Liebe Rira
Danke für deine interessante Frage.
Mir ist es bis vor wenigen Jahren, also bis gegen 60, ähnlich ergangen mit Freundschaften, für die der Begriff Bekanntschaft zutreffender war. Ich hatte mich immer mal wieder gefragt, wieso keine einzige meiner zeitweiligen Freundschaften, z.B. aus der Gymnasial- und Unizeit oder der langen beruflichen Tätigkeit am gleichen Ort zwischen 35 und 55 Bestand hatte. Als nach 55 noch einmal eine grosse Krise ins Leben einbrach, mit Scheidung und Jobverlust, stand ich ohne einen einzigen Freund oder eine Freundin da. Mein soziales Netz war quasi auf meine beiden Kinder reduziert, die auch gerade erst erwachsen waren und die ich nicht für freundschaftliche Gespräche in meinem Zustand beanspruchen wollte und konnte.
Ich habe dann im Lauf der Therapie, die ich damals wieder anfing, mehr und mehr den Zusammenhang bemerkt, wie sehr die als Kind erfahrene Bezugs- und Bindungslosigkeit es mir verunmöglicht hatte, eine Fähigkeit zum Eingehen, Pflegen und Aufrechterhalten von Freundschaften zu entwickeln. Dem stand viel zu sehr die tief im Unterbewusstsein eingeprägte Überzeugung im Weg, dass ich schlicht und einfach zu uninteressant sei für andere und meine Bedürfnisse an eine Beziehung gar nichts wert waren.
Das muss bei dir jetzt nicht denselben Hintergrund haben, aber irgendeine Wurzel hat es sicher auch.

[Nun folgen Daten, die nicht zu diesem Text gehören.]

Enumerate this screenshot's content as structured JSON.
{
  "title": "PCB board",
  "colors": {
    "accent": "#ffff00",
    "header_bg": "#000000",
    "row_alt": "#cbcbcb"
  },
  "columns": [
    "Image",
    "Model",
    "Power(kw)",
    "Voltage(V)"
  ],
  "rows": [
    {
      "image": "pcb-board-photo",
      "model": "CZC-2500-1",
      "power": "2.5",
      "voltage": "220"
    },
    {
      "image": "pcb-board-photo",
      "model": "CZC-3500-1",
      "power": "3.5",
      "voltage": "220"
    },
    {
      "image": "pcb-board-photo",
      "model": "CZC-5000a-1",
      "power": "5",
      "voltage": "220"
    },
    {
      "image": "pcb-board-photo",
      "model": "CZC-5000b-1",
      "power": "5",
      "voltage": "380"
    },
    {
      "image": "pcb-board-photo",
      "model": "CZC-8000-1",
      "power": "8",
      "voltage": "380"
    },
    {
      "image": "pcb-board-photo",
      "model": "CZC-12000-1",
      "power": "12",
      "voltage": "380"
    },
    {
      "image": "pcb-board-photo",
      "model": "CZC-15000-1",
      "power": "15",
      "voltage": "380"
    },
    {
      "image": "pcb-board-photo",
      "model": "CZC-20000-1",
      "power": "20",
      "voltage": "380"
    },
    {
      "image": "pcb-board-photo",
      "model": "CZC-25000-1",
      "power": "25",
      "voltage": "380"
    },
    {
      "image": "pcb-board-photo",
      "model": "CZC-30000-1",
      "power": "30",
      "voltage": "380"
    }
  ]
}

Aber du fragst eigentlich nur, wie ich Freundschaft definiere, im Gegensatz zu blosser Bekanntschaft. Ich würde es so umschreiben: Eine Beziehung, in der ich mich gesehen und verstanden fühle und in der das gegenseitig so ist, ein Geben und Nehmen. Eine Beziehung, in der ich mich wohl fühle, in der ich nicht Angst habe, so zu sein und mich zu zeigen, wie ich bin, und das auch tue. Eine Beziehung zudem, die lebt, das heisst in der man/frau sich regelmässig sieht, telefoniert und/oder schreibt, etwas zusammen unternimmt, ohne dass es zwanghaft ist, sondern eben weil es ein gegenseitiges Bedürfnis ist. Eine Beziehung, in der ich vielleicht auch mal längere Zeit nichts höre oder von mir hören lasse und trotzdem weiss, der Freund, die Freundin und die Verbundenheit ist da.
Etwa so.
Dass ich das jetzt so benennen kann, hat damit zu tun, dass mir das Leben tatsächlich in den letzten Jahren solche Beziehungen/Freundschaften geschenkt hat, wie ich sie nie real gekannt hatte vorher. Es ist kein grosser Freundeskreis, aber es sind doch etwa ein halbes Dutzend Menschen, die ich als solche Freunde und Freundinnen empfinde. Wenige, aber nahe Freundschaften, das entspricht mir und meinem Wesen auch mehr. Und im Rückblick zeigt sich, dass paradoxerweise die grosse Krise erst den Raum freigemacht hat dafür.
Ich hoffe, du kannst damit etwas anfangen.